Читать книгу «Шепот с той стороны. О кармических уроках, лабиринтах в Хрониках Акаши и кошке, гуляющей по облакам» онлайн полностью📖 — Анны Александровой — MyBook.

Верховная жрица

Я принимаю дар.


Камень пролетел совсем рядом, попал в стражника. Тот завопил, завращал выпученными глазами. Ирма же дико захохотала, за что незамедлительно получила жесткий тычок по ребрам.

– Ведьма! Ведьма! – кричит толпа.

Епископ поднимает руку вверх, призывая людей к молчанию.

– Еще одно доказательство! – ясным, сильным голосом произносит он и резко опускает руку в сторону.

Хромой служитель вкладывает в нее зеленый бархатный мешочек. Священник вытаскивает из мягкой ткани и предъявляет толпе колоду карт:

– Таро! Инструмент дьявола! Его нашли в доме этой женщины, в тайнике за камином!

Вновь загудели, завыли, заскулили, залаяли. Если бы не стражники, разорвали бы ее руками.
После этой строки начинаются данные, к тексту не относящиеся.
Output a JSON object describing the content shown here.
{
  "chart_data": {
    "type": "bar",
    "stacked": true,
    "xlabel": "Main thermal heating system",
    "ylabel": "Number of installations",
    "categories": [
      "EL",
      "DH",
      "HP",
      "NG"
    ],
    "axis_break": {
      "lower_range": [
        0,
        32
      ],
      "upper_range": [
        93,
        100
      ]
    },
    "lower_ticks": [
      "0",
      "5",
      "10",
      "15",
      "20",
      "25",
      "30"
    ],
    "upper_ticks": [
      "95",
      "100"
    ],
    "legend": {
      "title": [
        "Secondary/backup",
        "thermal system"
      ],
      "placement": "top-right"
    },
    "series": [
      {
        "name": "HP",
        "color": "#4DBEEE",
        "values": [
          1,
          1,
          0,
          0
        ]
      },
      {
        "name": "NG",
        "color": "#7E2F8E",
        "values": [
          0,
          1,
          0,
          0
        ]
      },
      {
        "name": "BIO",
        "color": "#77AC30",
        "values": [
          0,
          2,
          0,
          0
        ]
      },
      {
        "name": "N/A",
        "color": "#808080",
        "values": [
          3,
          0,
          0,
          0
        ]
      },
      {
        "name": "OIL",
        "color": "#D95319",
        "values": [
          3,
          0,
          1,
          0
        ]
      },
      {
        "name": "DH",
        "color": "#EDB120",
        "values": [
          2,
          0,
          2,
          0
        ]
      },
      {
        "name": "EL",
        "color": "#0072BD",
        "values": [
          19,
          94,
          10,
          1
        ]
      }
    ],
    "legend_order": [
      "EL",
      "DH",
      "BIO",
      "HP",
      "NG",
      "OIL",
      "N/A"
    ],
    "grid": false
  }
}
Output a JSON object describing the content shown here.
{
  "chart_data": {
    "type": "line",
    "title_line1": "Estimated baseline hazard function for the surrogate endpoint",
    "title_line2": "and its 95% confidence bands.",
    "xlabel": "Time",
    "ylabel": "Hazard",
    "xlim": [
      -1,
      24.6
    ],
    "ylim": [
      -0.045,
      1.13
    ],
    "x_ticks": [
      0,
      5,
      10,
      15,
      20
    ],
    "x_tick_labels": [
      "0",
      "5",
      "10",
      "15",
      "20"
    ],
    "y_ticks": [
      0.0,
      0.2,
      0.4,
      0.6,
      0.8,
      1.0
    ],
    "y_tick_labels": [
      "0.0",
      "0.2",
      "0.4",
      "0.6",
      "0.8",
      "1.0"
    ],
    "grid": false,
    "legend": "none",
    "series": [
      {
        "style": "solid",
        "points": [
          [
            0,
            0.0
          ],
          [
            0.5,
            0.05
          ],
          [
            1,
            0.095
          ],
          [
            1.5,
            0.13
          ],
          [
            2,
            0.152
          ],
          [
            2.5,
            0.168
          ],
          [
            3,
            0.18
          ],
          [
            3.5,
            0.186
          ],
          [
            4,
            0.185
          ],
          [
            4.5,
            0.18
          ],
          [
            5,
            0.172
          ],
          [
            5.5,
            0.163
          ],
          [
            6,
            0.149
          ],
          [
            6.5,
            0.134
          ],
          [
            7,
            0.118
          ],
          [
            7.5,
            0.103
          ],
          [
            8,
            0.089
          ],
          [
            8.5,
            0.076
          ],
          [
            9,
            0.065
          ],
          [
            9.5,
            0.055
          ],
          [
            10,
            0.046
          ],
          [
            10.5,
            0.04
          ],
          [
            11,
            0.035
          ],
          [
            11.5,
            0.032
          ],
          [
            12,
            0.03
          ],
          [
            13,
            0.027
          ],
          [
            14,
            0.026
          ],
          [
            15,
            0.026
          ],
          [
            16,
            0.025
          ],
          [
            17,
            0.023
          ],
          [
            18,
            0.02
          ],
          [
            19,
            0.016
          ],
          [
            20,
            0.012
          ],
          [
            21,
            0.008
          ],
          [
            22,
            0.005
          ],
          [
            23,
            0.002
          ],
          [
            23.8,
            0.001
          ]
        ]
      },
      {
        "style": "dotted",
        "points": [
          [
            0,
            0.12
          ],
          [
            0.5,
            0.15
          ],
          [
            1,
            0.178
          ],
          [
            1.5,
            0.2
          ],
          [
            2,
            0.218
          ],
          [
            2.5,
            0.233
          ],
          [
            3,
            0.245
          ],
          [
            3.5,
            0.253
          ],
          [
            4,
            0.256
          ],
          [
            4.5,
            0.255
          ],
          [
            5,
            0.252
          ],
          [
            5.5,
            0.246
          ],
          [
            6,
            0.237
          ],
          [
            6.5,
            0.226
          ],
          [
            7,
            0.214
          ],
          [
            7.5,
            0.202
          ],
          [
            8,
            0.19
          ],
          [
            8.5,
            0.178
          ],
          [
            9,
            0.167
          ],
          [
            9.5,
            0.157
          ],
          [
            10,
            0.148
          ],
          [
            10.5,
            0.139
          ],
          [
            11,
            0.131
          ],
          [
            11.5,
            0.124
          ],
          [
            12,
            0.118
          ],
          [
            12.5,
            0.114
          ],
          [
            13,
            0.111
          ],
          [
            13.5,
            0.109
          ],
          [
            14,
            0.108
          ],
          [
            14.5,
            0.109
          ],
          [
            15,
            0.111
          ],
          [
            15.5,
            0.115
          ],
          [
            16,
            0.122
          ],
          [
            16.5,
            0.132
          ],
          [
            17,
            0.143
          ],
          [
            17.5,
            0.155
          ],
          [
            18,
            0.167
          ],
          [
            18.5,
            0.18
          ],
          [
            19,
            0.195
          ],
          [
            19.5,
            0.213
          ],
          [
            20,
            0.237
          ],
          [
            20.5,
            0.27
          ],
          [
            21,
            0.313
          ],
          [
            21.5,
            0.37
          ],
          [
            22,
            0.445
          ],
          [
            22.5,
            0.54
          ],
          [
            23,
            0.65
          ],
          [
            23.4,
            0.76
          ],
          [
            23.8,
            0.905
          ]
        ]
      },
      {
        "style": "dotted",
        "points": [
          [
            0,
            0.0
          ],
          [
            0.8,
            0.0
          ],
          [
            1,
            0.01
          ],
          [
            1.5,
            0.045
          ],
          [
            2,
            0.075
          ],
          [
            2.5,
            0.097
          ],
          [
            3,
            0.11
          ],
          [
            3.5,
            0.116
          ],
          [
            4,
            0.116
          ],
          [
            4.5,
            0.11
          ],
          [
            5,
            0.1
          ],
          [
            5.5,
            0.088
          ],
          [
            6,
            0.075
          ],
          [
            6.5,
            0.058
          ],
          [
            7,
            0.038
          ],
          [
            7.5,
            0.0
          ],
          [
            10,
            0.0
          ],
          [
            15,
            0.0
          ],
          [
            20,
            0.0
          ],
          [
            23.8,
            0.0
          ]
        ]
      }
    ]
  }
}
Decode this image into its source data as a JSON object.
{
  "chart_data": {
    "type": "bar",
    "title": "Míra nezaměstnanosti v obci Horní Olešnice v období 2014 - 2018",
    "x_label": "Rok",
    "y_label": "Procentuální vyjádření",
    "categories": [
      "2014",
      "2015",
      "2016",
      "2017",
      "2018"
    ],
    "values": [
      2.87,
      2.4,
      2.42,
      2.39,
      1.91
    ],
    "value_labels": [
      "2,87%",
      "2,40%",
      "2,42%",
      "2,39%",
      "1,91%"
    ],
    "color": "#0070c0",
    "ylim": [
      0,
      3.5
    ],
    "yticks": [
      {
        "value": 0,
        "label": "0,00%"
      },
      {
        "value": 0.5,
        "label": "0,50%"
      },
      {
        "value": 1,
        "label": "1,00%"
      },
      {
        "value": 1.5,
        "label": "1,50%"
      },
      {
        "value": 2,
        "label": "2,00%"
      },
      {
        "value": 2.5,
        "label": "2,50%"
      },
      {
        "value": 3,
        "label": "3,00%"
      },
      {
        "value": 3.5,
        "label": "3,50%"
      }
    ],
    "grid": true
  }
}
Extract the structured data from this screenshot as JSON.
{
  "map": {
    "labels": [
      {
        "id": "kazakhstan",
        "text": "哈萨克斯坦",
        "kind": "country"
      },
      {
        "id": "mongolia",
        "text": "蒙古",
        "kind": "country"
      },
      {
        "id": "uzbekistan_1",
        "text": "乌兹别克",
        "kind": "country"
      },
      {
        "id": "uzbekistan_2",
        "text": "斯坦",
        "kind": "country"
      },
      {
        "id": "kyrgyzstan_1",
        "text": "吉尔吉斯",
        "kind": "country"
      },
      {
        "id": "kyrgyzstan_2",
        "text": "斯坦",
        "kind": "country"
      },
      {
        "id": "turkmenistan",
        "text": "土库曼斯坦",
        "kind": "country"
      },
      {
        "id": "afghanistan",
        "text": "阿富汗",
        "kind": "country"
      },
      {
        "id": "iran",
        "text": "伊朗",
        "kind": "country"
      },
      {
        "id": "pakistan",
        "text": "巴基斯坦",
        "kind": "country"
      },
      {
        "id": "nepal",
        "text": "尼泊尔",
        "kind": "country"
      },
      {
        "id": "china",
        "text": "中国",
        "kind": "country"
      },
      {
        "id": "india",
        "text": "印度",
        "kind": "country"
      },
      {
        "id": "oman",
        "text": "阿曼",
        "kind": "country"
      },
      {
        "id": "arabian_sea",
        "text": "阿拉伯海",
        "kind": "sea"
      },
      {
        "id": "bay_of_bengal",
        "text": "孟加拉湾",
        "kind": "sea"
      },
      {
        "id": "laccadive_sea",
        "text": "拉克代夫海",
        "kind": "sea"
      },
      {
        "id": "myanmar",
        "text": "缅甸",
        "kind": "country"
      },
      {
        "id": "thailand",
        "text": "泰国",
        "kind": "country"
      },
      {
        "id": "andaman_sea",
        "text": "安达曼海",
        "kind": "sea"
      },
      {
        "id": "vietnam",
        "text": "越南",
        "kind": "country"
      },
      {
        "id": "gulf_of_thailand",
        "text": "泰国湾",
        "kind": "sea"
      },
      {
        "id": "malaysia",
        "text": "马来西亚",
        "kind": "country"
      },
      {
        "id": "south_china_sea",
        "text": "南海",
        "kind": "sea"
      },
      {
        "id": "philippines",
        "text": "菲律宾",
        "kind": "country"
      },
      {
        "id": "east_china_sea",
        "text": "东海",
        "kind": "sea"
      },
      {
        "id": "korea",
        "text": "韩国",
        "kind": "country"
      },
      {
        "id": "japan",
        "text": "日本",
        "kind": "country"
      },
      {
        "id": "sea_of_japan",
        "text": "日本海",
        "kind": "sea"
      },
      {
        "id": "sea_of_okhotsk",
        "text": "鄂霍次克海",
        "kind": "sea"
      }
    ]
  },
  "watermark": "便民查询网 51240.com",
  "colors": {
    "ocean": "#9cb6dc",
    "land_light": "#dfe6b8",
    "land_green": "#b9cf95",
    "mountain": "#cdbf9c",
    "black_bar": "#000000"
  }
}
Но вершится справедливый суд.

– Ирма! – обращается епископ к женщине, произнося слова на распев, словно в трансе. – Пока-а-айся! Призна-а-айся и пока-а-айся в служении дия-а-а-волу!

– И ты отпустишь меня? – дрожащим голосом вопрошает женщина.

Епископ усмехается:

– Ты получишь шанс на спасение там, – поднимает указательный палец вверх. – Здесь тебя уже ничто не спасет… ведьма.

Епископ швыряет карты наземь, колода рассыпается, но переворачивается лишь одна, с изображением женщины на троне в папской тиаре – Верховная Жрица.

– Мне уготована иная судьба, епископ, – поднимает глаза Ирма. – Я принимаю дар. Тебе же возвращаться в этот мир снова и снова, пока не найдешь…

– Сжечь ее! – рычит священник, взмахивает полой расшитого золотом одеяния и шагает прочь с помоста.

Огонь уже занялся, жар его томным маревом окутывает тело. Веревки больно впиваются в грудь – не вздохнуть. Ирма поднимает голову, смотрит в толпу. Добрая половина этих людей бывали у нее: просили помощи, совета, подсказок, хотели знать свою судьбу. Она-то знала… откуда-то все знала. Но знать – не значит избежать. За то и поплатилась. На том и попалась. Погорела…

Средь сотни злобных глаз вдруг пара светлых, полных любви и нежности. Вцепилась в них взглядом. Он. Он! Тот самый, что приходил во снах.

– Гардиан, – шепчет она и тут же кричит от жгучей боли.

– Все хорошо, – отвечает неслышно, лишь движением губ. – Делай как учил. Закрой глаза и делай как учил.

Она послушно следует его указаниям. Закрывает глаза, расслабляет тело, выскальзывает сознанием из его оков, летит свободно над толпою. И слышит лишь его голос. Он зовет ее по имени: Ирма…

* * *

– …Ирма. Баба Баирма. Баба Баирма, – монотонно теребит ее за рукав Саянка, любимый правнучек, младшенький. – Баба Баирма, там к тебе пришли, баба Баирма.

Баирма раскрыла глаза, невидящим взглядом посмотрела на ребенка, на комнату, на женщину в дверях. И тут проснулась окончательно, встряхнула головой, прогоняя остатки сна.

– Вы в порядке, нага саэжы[1]? – встревоженно смотрит на нее Сэсег.

– Да, задремала чуток. Что случилось, а?

– Люди пришли, принять просят. Не наши – городские, русские.

– Поздно что так? – заворчала старуха, но потянулась за изогнутой деревянной клюкой, поднялась на ноги, зашаркала ногами по полу.

– Так звать или нет?

– Зови, раз уж тут, посмотрю.

Сэсег юркнула в дверь, потом просунула голову обратно, потянула воздух широкими ноздрями:

– Горелым пахнет, нагасаэжы, в вашей комнате пахнет.

– Давно сгорело все, э? Зови людей, Сэсегма.

Баирма доковыляла до стола, покрытого тканевой цветной скатертью, села на крепкий деревянный стул, достала рукой до зеленого бархатного мешочка, подтянула к себе.

За дверью послышались шаги, робкий стук. В проеме нарисовалась грузная, холеная русская женщина. Не старая, вовсе нет. Но уставшая.

Шаманка сощурила и без того узкие щелки глаз. Смотрела не на женщину, а за нее. За спиной гостьи – он, тот самый… из снов. Гардиан. Хранитель по-нашему. Просителей всегда кто-то сопровождал, она всех видела. Вели к ней своих подопечных за подсказками. Но он явился впервые.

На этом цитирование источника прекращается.